我見他唇色蒼白,說:“算了,我不吃了,”我抱胸起身,“看你這個樣子,也做不了。”

于是今日都是我做的飯,我覺着味道勉強過得去,可他吃着卻臉色難言,欲言又止,好似臉色更差了些。

吃完他要去洗碗筷,我張了張嘴,最後還是冷着臉讓他去了。

他洗完進屋,已是有點燒得神志不清。

我面上嫌棄,卻還是有些急的,還為自己的着急找了理由。
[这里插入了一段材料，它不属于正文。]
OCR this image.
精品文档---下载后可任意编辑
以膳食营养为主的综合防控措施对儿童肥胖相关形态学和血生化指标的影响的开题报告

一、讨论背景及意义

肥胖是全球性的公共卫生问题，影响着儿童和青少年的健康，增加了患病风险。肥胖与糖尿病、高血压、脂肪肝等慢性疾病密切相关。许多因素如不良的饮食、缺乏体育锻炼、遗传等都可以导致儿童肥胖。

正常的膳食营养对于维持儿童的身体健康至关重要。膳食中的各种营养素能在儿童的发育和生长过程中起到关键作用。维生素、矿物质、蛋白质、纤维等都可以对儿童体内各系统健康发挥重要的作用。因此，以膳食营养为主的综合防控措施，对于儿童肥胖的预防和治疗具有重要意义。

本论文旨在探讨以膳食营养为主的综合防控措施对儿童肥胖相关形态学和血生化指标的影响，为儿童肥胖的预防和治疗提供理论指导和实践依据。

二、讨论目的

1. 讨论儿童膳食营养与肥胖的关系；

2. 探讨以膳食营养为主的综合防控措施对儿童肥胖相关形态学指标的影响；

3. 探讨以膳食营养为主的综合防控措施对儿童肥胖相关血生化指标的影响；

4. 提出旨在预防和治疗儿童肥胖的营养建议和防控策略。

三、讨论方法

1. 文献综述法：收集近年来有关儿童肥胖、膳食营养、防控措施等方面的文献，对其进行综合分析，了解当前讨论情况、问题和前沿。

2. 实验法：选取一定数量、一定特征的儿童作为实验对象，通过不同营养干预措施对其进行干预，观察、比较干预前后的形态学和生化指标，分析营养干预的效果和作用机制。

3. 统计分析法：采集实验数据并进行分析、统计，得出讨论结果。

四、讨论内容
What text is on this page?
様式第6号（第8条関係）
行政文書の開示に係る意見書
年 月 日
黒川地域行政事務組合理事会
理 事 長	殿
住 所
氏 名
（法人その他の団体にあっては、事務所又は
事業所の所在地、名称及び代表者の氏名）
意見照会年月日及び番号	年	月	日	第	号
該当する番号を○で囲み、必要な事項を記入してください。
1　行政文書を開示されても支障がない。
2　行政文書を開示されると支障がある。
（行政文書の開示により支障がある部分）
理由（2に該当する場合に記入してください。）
這麽好的廚子,燒死了太可惜。

誰知丹藥能不能治風寒……我沒煉過這治傷寒的丹藥,我翻了翻藥典,記了幾個治風寒的藥草,便要去買。

我回來急匆匆地煉丹,直到喂他服下他才緩了些心神。

沒有靈力就是麻煩,太弱了……

對,他跟我不一樣,我說不定與天同壽,他卻只有百年壽命……

我坐在床榻上看他,他唇色蒼白,冒着虛汗,神色迷糊不清。

有了我的丹藥,第二日他便好了些,我沒什麽花樣,也不想在他面前班門弄斧,便頓頓都煮的菜葉粥,飯後再給他來碗藥。

我也發現我嘴果真被他養刁了,不過一日青菜,我臉都快吃綠了。

我給他熬了最後一碗藥,臭着臉用勺子攪散熱氣,他定定瞧着我,将碗端過去,仰頭一口喝了。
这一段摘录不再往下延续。